"Stephan wer?" So war der Kandidat selbst im Einspielfilmchen zum einzigen TV-Duell mit Amtsinhaber McAllister vorgestellt worden, das vergangene Woche live im NDR ausgestrahlt wurde. Weil schlug sich danach tapfer gegen einen über weite Strecken recht arrogant wirkenden McAllister. Aber als der Ministerpräsident Weil unterstellte, dieser könne sich als Notlösung auch eine rot-rot-grüne Koalition vorstellen, da reagierte der SPD-Mann unsouverän. Die in Niedersachsen laut Umfragen recht schwache Linkspartei werde definitiv nicht in den Landtag kommen, murmelte er lediglich.
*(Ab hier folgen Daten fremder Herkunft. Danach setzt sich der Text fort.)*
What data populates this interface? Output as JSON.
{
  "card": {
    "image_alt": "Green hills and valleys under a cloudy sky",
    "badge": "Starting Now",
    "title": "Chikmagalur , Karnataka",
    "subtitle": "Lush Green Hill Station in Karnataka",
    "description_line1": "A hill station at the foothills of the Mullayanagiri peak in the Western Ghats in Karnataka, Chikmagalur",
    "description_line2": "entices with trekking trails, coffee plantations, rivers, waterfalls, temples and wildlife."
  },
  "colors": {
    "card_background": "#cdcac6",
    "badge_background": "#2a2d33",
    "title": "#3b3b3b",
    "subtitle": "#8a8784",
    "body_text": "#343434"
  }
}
Also brauche man auch nicht "spekulieren".

Seitdem polemisiert die CDU vergnügt gegen eine vermeintlich baldig von der SPD tolerierte Ministerin Sahra Wagenknecht. Weil bleibt auch Tage später sprachlos zu dem Vorwurf, er könne sich eine Koalition oder Tolerierung durch die Linke vorstellen, sollte die es in den Landtag schaffen. Am kommenden Sonntag gehe es um "Rot-Grün gegen Schwarz-Gelb", sagt er stattdessen in Sarstedt in eine Fernsehkamera.
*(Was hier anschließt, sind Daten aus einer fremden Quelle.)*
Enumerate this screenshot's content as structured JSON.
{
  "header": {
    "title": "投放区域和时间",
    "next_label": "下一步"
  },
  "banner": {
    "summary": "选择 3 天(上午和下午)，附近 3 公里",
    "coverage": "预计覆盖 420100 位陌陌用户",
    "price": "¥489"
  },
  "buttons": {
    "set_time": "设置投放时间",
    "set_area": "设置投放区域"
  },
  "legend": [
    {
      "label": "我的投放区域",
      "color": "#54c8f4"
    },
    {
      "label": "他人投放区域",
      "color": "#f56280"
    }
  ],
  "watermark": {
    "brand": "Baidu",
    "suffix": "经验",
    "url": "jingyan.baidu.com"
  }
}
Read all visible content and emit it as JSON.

Ob ihn die ewige Diskussion um SPD-Kanzlerkandidaten Peer Steinbrück nervt, ist ebenfalls nicht überliefert. Weils Umfeld jedenfalls fand dessen Kanzlergehaltsäußerungen wenig hilfreich, weil sie den eigenen Kandidaten ja gerne als seriös, arbeitsam und unprätentiös bewerben.

Es geht um das rot-grüne Projekt für 2013

Bildung, Abwanderung, soziale Gerechtigkeit sind seine politischen Themen. Als Ministerpräsident, sagt er, wolle er sich dafür einsetzen, dass die Strukturfördermittel des Bundes nicht immer nur im Osten verteilt würden. Anfang Januar trat er sogar schon mit Grünen-Landeschefin Anja Piel vor der Bundespressekonferenz in Berlin auf und sprach über den "erstaunlich großen Fundus an Gemeinsamkeiten". Gemeinsame Bundesratsinitiativen für einen Mindestlohn und gegen das Betreuungsgeld sind auch schon geplant, sollte die neue Niedersächsische Landesregierung eine rot-grüne sein.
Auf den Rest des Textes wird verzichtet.